The target was so high-profile that Pakistan criticised the attack and termed the US drone strike as 'illegal' and an attack over its 'sovereignty', and went silent for a while.
Since May's North Atlantic Treaty Organisation Summit in Chicago, it was the ninth missile strike by the Central Intelligence Agency-operated unmanned aerial vehicles in Pakistan's tribal areas.
Earlier, reports said that a drone strike had killed eight terrorists including foreigners, but soon the toll reached 15. The following day, it was only suspected that Al-Libi was among the killed, but soon the White House confirmed his death, calling it a 'major blow' to the terror network.
After the news was confirmed by the US, analysts and media hawks went into a flurry over his death and the impact it would have over the Al Qaeda. But no one bothered to confirm it with sources from Waziristan or from the Taliban.

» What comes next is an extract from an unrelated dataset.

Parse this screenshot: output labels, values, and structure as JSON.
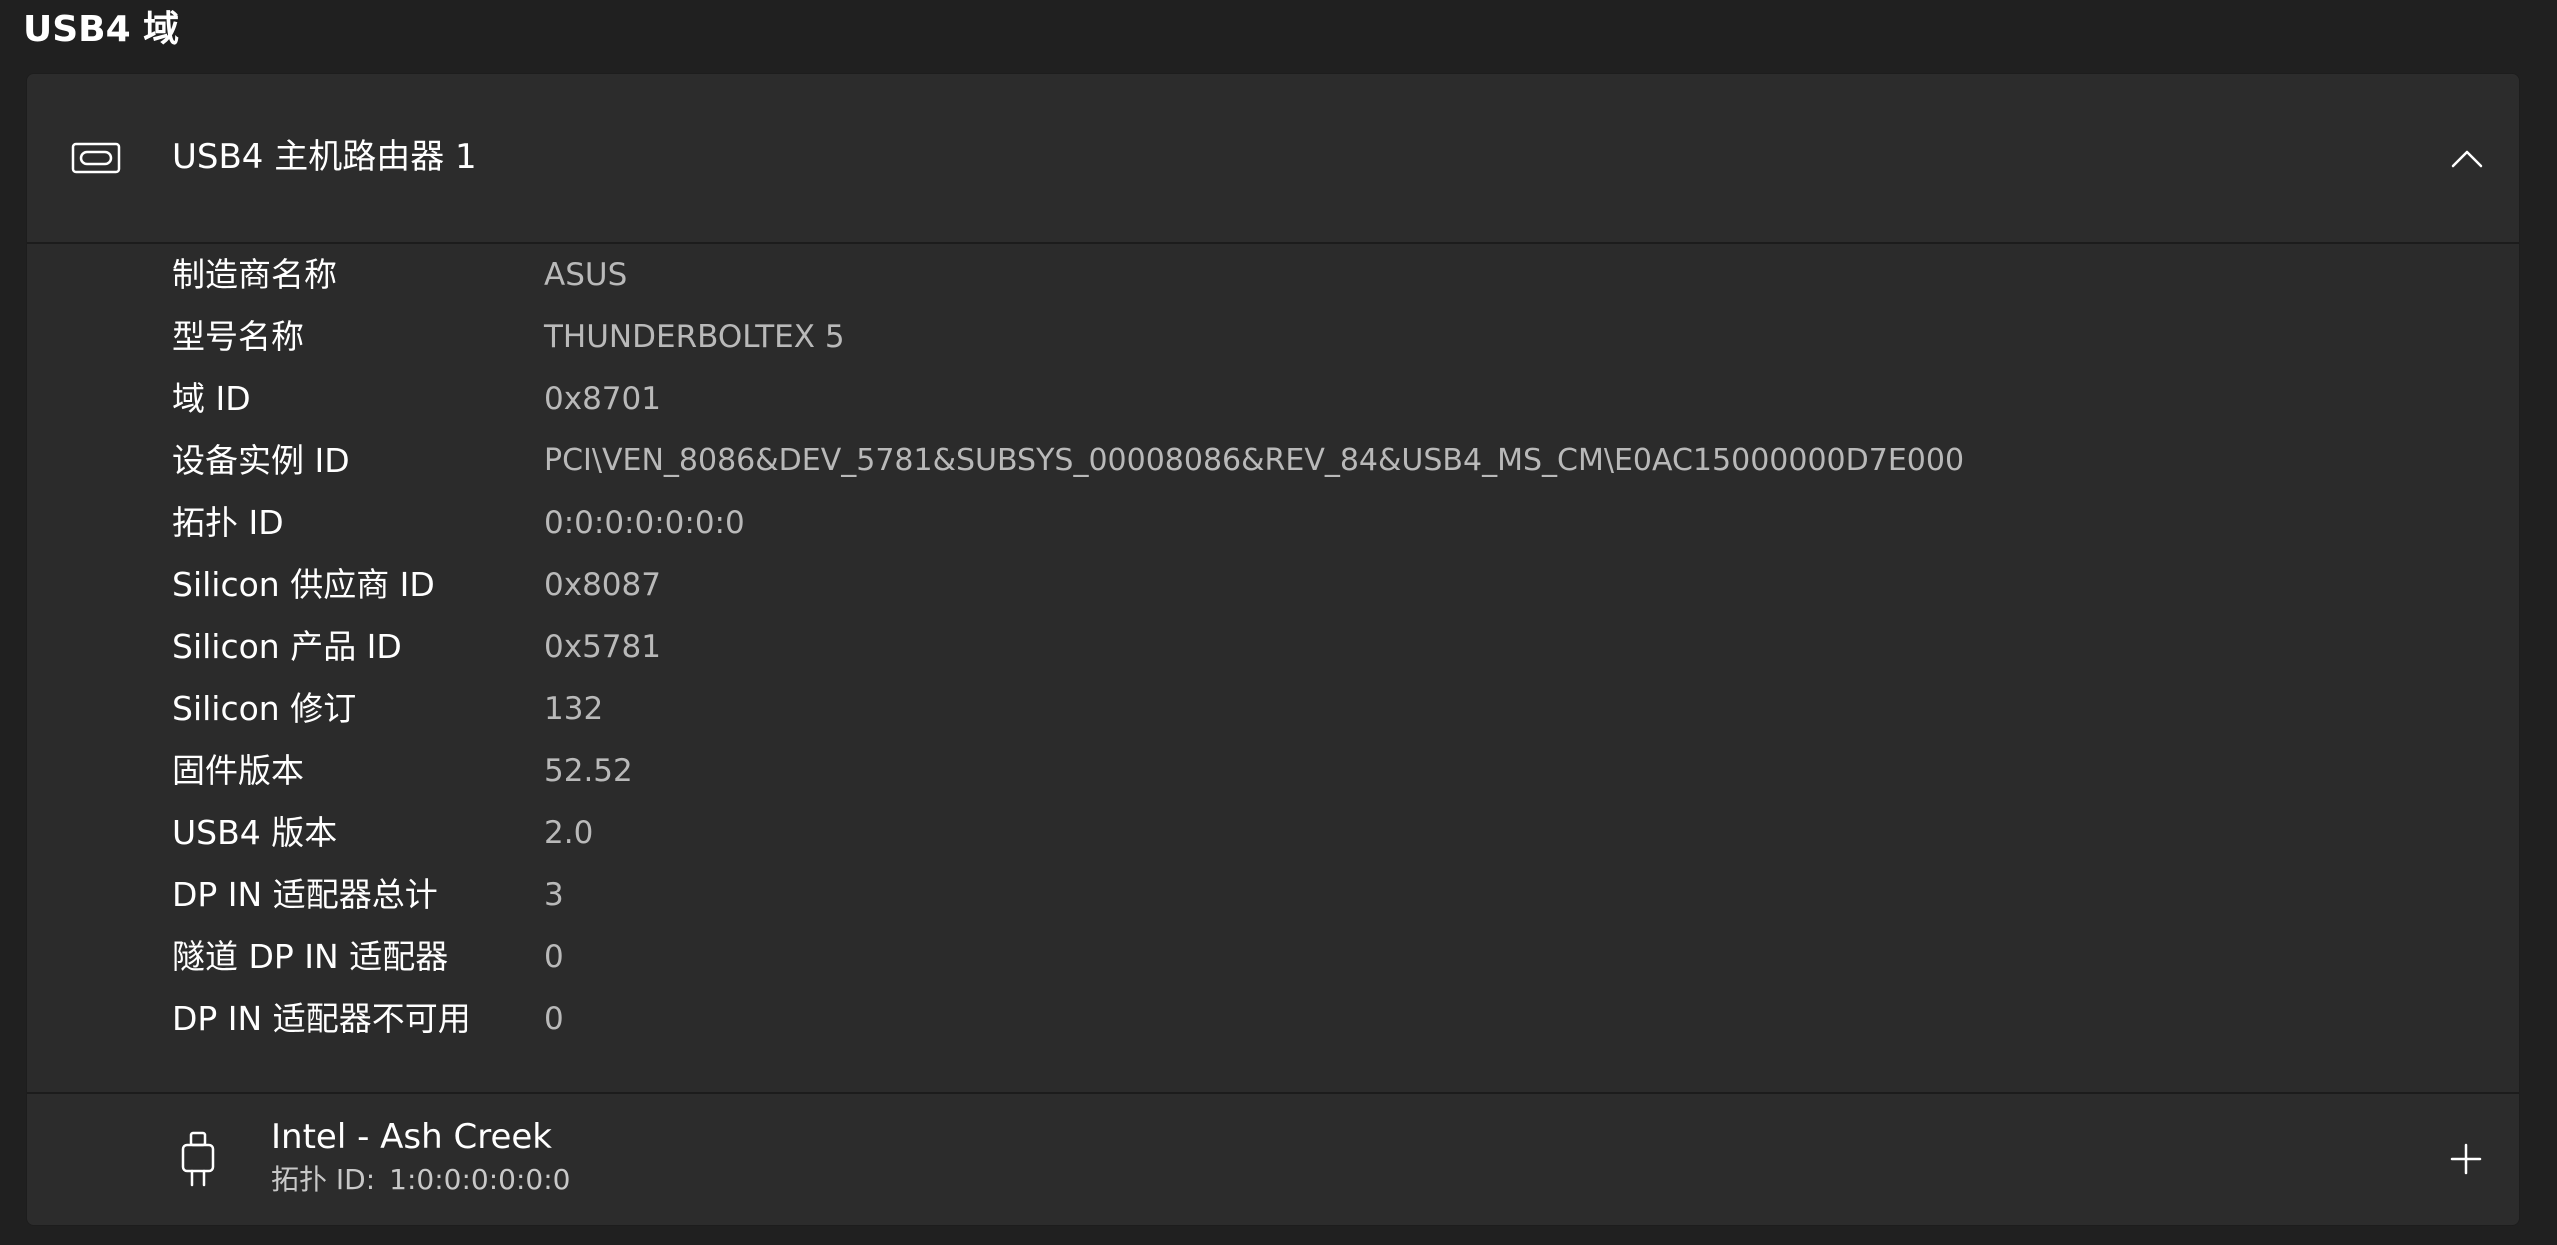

On Sunday, two websites -- Ansar and Alfidaa -- linked to the Al Qaeda announced that Al-Libi was alive and a new video featuring him would soon be aired.
'Soon, a video message by Sheikh Abu Yahya Al-Libi. May Allah protect him,' read the message posted by the Al Qaeda's Sahab media arm on both sites.
While no one will believe Al Qaeda's claims until a fresh video is released, there are many contradictions already aired by the media about the incident. Initially, reports said that 15 terrorists were killed in the strikes including some foreigners; followed by anoter report about al-Libi's killing.
On the day of the drone strike, this scribe received a text message from a tribal source: 'It is said that in today's strike Abu Yahya Al-Libi has been killed, while at another place when Shahbaz Taseer (the abducted son of slain Punjab Governor Salaman Taseer) has died in a roof collapse.'
The very next day another news report surfaced saying, 'Al-Libi was present in the area but survived the attack'. Then Taliban sources claimed 'Al-Libi's vehicle was present in the area of the attack, but someone else was in the car'.
Another report said, 'Al-Libi's driver has been killed, while he himself has survived the attack'.
According to information gathered from various sources in North Waziristan, a drone strike did take place on June 4, but clues point that the Al Qaeda's deputy leader was not killed.
Almost every media report said that 15 people had died in that particular attack, but according to reliable sources, only one person had died.
No particular vehicle was targetted, nor was there one present at the site of the incident. Normally, after a drone strike, reports from different sources are taken to determine the number of the dead.
There have been instances when a drone strike has killed a dozen terrorists, but the media only reported the number to be one or two. For tribal journalists, the only thing that matters is the actual drone strike -- the number of casualties does not matter.
Investigations show that on that particular occasion only one foreigner was killed, but his identity is still unknown.
Tribal journalists and other sources agreed upon one fact that the deceased was known as 'Shiekh Sahib', a term used for an Arab, but no one knows who he actually was.When this scribe contacted a survivor of the targeted house through a source, all he got was, "He was just called Sheikh; we don't know anything else about him."